After finishing 2nd in the Big 12, with a 40-16 record, Jamieson's Tigers were headed to the 5th of what would be 7 straight Regionals for MU. Except this time, they weren't headed anywhere, because Mizzou was selected to host their first ever Regional at Taylor Stadium. That weekend remains the high point for all my years following MU Baseball, not for the way it turned out, but for the experience of seeing spill-over crowds fill Taylor Stadium with so much energy. The place was rocking, and the grins on the faces of the long-suffering faithful fans of the team were as wide as a mile. Big shots from both town and gown showed up for the games. I found myself answering a flurry of questions from the newbies around me, telling them about season tickets, the players, and the unique quirks of college baseball. Of course, then it all went into the toilet with a rush.  I shudder every time I've seen the name of Louisville's Chris Dominguez on the same roster as former Tiger Ryan Lollis as they made their way together through the San Francisco Giants' minor leagues.

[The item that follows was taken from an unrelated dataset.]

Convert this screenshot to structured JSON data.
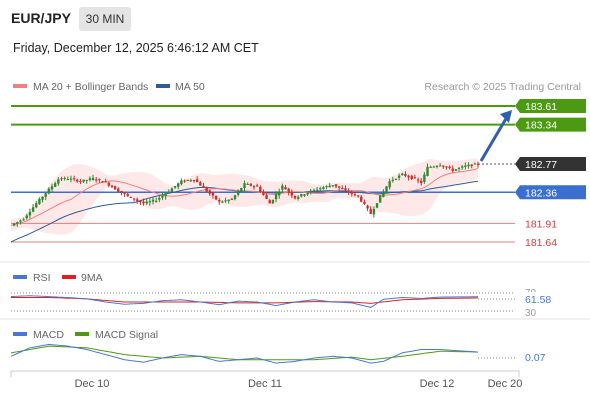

Jamieson had developed a reputation for taking his teams deep in the Big 12 Tourney during MU's final seasons in the conference.  They lost the 2010 championship game to Texas, 12-7.  They took Texas A&M all the way to the 10th inning of the 2011 championship game before losing, 10-9.  In 2012, after an up-and-down season,  Jamieson's Tigers tore through their final Big 12 Tournament with 4 straight wins, run-ruling the hated Kansas Jayhawks 12-2 in Game 3 and defeating the Sooners, 8-7, in the championship game.

The end of an era

Unfortunately, the past several years have been inconsistent, with more downs than ups. Most people like to blame the move to the SEC, but that doesn't really paint the whole picture.  As I've said before, the SEC is probably the best conference in D-1 baseball, but not by as much as people like to think.

Jamieson's downfall had its roots in the five years preceding the 2015 season, when the team compiled a record of 127-151. Even in the final Big 12 season, when the Tigers won the Big 12 Tournament, their regular season record was 28-26, just 12-14  in the Big 12. Without that tournament win, Mizzou would almost certainly not have received an invitation to the NCAA Regionals. Altogether, that adds up to missing the Regionals 6 out of the past 7 seasons, not a good record.

And that's been the complaint all along. Even in the good years, even when Tim Jamieson managed to get his team into the Regionals, they were barely making it most of those years. Apparently Mack Rhoades has decided he expects more.

Whatever the cause, and there are probably several factors, Jamieson's long run as Mizzou's head coach came to an end with a whimper this week. I've always said that Tim Jamieson is a good man and a good coach, even if he's not one of the greats.  He runs a clean program, and he has always earned my respect. I wish him well in whatever is next for him.